Can a CPU with Intel AMX Match a GPU for ML Inference?

GPU acceleration is the default assumption for machine learning inference. But Intel’s AMX (Advanced Matrix Extensions) may close the gap. AMX is built into recent Xeon processors, which are available from Azure. Can they compete with similarly priced GPU-based machines for the Tessera pipeline?

The Tessera encoder produces 128-dimensional embeddings from multi-temporal Sentinel-2 and Sentinel-1 satellite imagery.

Inputs: 40 time-sampled optical observations [batch, 40, 11] and 40 SAR observations [batch, 40, 3]
Output: one embedding per pixel [batch, 128]
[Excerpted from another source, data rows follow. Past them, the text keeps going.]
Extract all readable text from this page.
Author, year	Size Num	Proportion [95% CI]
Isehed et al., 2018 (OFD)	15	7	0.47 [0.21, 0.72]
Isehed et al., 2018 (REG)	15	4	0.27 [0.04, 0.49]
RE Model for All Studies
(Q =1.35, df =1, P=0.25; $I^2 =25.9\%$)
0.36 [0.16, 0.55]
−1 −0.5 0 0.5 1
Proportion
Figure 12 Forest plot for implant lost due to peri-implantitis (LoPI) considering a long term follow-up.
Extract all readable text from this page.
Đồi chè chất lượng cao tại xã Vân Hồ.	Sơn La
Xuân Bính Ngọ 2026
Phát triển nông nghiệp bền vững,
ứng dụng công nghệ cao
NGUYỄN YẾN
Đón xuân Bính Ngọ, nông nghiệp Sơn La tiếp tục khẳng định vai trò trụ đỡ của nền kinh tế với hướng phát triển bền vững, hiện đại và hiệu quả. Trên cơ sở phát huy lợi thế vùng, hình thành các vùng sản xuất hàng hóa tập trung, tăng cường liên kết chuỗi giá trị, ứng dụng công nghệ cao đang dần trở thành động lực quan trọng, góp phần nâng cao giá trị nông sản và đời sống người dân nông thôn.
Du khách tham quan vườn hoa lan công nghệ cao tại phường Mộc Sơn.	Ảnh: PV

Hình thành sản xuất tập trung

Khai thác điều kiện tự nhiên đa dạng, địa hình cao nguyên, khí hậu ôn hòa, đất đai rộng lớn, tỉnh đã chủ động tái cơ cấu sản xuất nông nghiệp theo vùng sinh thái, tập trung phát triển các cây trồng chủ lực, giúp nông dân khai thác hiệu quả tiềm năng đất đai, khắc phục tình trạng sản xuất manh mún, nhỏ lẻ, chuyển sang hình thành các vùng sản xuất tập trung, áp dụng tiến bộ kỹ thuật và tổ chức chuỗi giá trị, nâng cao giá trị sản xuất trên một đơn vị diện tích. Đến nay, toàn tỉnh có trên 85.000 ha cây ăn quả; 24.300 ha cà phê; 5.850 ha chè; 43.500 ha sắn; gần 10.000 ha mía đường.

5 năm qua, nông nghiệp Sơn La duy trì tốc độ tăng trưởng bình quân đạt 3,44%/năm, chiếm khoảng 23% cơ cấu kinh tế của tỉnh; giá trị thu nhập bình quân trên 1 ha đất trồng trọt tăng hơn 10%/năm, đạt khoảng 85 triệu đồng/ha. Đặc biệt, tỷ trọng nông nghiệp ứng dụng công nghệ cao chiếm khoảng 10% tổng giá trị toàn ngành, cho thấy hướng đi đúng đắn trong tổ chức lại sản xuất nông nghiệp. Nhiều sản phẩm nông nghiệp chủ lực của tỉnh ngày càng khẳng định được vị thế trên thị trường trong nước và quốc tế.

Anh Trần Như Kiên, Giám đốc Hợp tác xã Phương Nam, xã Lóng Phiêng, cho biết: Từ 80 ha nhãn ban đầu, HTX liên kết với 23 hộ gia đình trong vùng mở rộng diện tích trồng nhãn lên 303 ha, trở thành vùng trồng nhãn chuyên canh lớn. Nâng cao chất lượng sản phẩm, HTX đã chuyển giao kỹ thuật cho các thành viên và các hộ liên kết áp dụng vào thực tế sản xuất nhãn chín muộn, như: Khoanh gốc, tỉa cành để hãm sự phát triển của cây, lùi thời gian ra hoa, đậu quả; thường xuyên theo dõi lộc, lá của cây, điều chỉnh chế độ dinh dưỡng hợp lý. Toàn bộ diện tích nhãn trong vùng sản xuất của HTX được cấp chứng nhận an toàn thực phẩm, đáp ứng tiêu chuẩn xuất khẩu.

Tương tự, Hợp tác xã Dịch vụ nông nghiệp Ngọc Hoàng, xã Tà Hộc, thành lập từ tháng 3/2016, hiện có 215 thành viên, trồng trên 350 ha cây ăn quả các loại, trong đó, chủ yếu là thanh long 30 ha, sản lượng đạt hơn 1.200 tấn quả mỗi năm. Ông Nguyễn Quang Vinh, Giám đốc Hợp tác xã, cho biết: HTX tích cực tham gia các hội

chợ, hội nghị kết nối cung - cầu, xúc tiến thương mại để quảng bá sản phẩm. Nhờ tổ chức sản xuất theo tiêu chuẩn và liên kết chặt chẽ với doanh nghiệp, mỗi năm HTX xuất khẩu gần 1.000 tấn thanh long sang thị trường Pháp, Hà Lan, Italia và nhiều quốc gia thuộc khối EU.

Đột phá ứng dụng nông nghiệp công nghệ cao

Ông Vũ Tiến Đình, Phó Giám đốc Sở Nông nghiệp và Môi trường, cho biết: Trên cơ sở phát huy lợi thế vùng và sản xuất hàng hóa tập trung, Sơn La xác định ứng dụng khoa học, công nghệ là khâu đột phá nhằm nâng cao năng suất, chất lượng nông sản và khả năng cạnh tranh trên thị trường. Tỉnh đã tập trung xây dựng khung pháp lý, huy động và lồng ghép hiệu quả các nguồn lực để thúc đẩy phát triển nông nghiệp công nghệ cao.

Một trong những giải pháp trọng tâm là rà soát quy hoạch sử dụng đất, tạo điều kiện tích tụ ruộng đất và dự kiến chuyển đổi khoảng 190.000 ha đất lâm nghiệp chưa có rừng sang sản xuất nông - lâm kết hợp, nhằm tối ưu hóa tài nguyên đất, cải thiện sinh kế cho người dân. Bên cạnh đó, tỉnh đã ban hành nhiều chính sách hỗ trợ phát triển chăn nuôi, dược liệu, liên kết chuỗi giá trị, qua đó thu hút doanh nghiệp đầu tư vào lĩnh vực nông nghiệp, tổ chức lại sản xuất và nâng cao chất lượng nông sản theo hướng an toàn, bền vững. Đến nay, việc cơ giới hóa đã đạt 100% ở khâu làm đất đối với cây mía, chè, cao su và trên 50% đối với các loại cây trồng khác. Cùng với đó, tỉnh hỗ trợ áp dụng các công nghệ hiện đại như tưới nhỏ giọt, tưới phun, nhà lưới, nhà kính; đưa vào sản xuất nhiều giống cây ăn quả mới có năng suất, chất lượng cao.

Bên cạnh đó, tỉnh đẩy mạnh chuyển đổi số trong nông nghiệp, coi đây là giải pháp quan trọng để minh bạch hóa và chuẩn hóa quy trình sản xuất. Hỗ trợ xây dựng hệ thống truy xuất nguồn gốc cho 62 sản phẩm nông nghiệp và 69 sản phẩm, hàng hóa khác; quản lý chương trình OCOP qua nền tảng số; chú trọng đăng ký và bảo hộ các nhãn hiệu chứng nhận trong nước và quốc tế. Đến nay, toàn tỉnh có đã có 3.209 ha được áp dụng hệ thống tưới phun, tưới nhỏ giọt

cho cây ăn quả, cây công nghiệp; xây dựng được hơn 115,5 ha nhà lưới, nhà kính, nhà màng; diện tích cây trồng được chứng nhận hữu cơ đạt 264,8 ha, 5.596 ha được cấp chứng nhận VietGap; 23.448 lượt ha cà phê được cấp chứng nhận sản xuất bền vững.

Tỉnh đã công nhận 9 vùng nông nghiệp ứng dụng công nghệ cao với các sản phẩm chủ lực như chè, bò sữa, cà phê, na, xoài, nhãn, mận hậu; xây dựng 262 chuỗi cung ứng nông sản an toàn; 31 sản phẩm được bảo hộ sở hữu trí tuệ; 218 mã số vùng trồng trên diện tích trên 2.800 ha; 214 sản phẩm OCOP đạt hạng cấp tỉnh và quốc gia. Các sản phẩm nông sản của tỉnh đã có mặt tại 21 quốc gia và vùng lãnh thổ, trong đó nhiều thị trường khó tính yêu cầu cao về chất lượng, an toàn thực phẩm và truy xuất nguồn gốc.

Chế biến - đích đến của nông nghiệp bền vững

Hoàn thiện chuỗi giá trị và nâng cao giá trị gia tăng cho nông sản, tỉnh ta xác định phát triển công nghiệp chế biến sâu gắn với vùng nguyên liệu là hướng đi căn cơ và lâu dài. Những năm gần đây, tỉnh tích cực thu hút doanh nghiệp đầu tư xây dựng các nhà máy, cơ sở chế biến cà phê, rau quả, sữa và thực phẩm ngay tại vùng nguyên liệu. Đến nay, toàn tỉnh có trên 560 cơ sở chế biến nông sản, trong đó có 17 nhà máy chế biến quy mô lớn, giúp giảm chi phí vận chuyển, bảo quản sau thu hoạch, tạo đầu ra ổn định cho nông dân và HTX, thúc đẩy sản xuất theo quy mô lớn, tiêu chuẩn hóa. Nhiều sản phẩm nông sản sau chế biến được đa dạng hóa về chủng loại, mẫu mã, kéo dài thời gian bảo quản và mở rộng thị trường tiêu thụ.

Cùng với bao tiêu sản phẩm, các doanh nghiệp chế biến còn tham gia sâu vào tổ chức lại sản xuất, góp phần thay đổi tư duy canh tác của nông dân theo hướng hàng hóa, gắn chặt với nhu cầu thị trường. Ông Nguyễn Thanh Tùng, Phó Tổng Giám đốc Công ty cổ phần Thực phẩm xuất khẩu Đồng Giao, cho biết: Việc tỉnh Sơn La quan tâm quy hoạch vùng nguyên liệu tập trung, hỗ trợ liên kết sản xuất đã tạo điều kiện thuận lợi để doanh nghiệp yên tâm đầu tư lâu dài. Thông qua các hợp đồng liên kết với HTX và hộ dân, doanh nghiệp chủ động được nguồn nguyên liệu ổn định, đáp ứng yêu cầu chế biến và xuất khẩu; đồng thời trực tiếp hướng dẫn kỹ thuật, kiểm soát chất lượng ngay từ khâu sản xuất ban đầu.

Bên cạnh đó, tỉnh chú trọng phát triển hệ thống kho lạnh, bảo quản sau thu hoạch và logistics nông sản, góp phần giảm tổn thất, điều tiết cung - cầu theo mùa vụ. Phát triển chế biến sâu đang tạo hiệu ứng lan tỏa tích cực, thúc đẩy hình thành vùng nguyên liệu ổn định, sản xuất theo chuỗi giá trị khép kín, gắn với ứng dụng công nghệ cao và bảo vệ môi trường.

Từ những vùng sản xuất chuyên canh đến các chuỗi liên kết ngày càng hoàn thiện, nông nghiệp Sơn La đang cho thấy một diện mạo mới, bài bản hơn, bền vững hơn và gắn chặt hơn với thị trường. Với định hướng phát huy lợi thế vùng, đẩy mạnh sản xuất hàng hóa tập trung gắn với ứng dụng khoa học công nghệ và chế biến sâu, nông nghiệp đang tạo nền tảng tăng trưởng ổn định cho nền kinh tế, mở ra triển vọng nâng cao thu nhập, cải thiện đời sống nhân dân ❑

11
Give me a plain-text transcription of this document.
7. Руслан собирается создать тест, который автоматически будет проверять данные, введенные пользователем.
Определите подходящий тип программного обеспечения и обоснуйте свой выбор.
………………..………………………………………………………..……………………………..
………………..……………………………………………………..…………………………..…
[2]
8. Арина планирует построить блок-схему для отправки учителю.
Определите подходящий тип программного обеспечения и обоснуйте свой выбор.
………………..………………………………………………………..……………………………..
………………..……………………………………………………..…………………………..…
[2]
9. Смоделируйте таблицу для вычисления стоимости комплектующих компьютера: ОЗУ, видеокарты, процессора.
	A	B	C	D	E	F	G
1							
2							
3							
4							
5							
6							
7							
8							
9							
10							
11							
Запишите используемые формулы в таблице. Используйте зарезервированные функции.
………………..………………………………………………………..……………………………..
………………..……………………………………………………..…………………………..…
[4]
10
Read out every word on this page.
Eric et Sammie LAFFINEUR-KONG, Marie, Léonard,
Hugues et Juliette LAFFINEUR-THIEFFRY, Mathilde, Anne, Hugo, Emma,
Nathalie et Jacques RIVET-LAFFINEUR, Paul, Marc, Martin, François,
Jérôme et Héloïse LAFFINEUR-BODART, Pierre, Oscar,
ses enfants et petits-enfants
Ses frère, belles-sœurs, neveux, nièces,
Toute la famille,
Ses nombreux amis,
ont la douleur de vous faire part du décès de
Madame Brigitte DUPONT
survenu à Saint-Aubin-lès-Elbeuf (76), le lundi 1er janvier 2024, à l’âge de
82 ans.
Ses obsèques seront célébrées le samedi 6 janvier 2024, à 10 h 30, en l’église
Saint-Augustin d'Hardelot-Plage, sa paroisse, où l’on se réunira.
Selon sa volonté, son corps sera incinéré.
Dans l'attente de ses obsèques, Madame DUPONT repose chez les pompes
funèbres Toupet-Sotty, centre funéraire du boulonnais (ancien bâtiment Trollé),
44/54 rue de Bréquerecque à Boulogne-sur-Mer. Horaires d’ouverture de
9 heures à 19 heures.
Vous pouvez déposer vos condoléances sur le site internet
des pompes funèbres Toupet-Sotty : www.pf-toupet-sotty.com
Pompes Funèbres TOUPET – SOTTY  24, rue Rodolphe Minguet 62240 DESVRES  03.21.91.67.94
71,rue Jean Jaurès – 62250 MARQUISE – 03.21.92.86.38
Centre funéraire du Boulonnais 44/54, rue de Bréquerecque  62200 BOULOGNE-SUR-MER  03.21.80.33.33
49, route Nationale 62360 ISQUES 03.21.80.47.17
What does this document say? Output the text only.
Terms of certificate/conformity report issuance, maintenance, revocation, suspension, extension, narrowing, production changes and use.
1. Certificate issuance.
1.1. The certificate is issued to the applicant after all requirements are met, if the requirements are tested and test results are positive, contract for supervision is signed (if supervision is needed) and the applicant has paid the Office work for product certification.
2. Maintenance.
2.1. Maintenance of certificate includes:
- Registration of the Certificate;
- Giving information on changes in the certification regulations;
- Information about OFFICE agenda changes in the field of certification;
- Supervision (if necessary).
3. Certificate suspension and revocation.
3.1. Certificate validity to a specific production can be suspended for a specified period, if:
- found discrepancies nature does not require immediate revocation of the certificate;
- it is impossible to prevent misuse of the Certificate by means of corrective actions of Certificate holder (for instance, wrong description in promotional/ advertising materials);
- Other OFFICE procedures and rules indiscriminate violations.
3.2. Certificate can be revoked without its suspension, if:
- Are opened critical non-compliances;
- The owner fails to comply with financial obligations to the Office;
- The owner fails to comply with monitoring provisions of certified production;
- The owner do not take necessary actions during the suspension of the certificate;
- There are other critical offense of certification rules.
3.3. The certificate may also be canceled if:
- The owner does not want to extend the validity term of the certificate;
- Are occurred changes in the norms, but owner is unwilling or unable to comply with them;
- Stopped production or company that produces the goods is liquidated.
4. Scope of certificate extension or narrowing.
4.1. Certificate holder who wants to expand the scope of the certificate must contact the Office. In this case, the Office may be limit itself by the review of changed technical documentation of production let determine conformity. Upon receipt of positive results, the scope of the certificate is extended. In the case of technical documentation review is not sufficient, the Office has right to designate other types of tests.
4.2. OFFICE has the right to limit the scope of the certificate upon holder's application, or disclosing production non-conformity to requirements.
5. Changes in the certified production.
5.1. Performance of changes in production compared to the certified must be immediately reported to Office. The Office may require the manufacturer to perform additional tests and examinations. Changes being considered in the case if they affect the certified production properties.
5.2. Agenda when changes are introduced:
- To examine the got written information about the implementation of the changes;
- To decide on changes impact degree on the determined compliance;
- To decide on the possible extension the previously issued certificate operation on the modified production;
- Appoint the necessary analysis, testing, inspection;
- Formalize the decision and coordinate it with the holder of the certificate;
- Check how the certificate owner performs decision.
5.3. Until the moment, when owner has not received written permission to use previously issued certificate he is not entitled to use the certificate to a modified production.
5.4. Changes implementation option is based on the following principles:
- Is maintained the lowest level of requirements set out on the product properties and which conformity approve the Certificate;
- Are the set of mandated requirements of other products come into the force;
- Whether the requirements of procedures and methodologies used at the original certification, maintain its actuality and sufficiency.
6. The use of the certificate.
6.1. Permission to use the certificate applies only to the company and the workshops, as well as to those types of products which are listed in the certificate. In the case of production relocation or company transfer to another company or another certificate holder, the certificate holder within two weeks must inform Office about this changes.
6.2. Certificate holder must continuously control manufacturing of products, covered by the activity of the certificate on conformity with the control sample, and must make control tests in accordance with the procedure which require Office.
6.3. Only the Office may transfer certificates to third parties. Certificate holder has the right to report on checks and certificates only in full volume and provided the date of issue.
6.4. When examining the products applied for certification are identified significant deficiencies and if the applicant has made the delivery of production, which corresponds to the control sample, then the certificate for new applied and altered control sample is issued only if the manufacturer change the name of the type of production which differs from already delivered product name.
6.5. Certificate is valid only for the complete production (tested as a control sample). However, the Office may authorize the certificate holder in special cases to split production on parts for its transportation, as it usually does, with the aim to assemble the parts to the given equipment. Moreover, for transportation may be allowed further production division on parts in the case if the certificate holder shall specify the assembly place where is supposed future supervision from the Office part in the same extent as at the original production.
The model processes the Earth’s land surface as a grid of 0.1° tiles. At 10m resolution, each tile is roughly 1,000 x 1,000 pixels. The exact dimensions vary with latitude, but 1 million is a good representative figure per tile.

Hardware and Cost

In this post, I am going to compare our monster AMD EPYC with NVIDIA L4 with two commonly available machines on Azure, which have nearly identical hourly rates:

Machine	Hardware	Cores	Accelerator	$/hr
Azure D16s_v6	Intel Xeon 8573C	8 physical	AMX (bf16)	$0.98
Azure NC8as_T4_v3	AMD EPYC 7V12	4 physical	Tesla T4	$0.94
Monteverde	AMD EPYC 9965 (x2)	384 physical	AVX-512	—
Monteverde	—	—	NVIDIA L4	—

The T4 is the most common cloud GPU. The AMX VM is a standard compute instance with no GPU drivers, no CUDA libraries, nor any special VM image. The L4 represents the current generation of inference GPUs.

Convert to bfloat16

AMX accelerates bfloat16 matrix operations but does nothing for float32. The model was trained in float32, but to use AMX, we must convert to bfloat16. However, to do a like-for-like comparison, we must acknowledge that a GPU has Tensor cores designed for bfloat16 calculations, and if we accept a reduction in resolution on the CPU, we should also do so on the GPU. The code change is simple; we only need to add one line:

with torch.no_grad(), torch.autocast(device_type="cpu", dtype=torch.bfloat16):
    output = model(s2_input, s1_input)

PyTorch’s autocast automatically converts supported operations (linear layers, matmuls, attention) to bfloat16 while keeping numerically sensitive operations (layer norms, softmax) in float32. On CPU, this routes matrix multiplications through the AMX tile units. On the GPU, it engages the Tensor Cores: same API, same line of code, different hardware backend.

Results

For a realistic comparison, I ran the Tessera pipeline on a downloaded dpixel data for my favourite area of Manchester, which has 772,875 pixels.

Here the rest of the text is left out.